The larger problem with the Articles, however, was that they were toothless. Since the colonists had fought their revolution in great part because they wanted to rid themselves of a powerful “central government,” namely King George III and Parliament, they weren’t about to replace one such central power with another. As a result, the Articles gave most powers to the state governments, including the power to tax, regulate trade, issue currency and raise standing armies. What’s more, the Articles made no provision for a strong executive — indeed, there was no executive at all, just a unicameral legislature that could ask the states for money and troops, but had no enforcement powers should the states refuse to comply (and they usually refused).
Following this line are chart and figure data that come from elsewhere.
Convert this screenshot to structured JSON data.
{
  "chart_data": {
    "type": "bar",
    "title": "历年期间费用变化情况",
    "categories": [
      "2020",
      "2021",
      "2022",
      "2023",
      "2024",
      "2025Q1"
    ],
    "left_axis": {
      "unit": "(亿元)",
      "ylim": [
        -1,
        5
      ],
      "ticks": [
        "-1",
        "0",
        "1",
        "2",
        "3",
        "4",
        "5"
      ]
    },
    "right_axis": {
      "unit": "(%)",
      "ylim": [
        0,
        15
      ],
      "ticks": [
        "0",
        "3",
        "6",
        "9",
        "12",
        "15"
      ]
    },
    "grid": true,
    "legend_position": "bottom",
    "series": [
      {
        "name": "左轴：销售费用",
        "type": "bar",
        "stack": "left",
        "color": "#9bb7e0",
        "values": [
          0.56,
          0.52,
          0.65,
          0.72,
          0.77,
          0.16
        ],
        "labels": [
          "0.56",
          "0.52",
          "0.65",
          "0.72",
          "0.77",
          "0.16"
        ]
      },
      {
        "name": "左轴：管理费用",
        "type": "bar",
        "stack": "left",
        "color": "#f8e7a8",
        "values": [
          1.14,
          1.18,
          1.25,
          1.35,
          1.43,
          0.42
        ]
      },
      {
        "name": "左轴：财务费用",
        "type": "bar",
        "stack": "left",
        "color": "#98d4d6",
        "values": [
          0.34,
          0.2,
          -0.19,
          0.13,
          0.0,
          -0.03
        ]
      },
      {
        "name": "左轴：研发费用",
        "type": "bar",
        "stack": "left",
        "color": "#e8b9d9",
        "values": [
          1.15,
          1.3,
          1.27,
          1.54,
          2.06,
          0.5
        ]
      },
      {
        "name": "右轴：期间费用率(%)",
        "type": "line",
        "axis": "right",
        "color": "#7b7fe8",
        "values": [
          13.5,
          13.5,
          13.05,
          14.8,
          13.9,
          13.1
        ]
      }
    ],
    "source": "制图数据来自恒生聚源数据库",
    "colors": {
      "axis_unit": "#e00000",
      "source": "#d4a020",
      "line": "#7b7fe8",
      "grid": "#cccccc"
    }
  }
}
The inadequacies of the Articles were clearly recognized during the war, which America managed to win in spite of them, but in the war’s wake, serious Americans began re-evaluating the effectiveness of the Articles. Perhaps some were motivated by the fact that — adding insult to injury — the Treaty of Paris ending the war with England languished for months because the states never bothered to send enough representatives to Congress to approve it. Under the Articles Congress had no power to command their attendance!
In any case, several motions to revise the Articles were subsequently proposed, but because unanimous approval was necessary, all failed until Alexander Hamilton and (my hero) James Madison convinced enough state representatives to assemble in Philadelphia in 1787 to discuss “improvements” to the Articles. That gathering became known as the Constitutional Convention, and after junking the Articles entirely, it produced the Constitution that still governs us today.
To give the Articles their due, they did manage to hold America together until the fear of a strong central authority subsided and more balance between state and federal power could safely be established. Think of the Articles as a dress rehearsal. In hindsight, their signature achievement was to make the actors more comfortable with the real thing.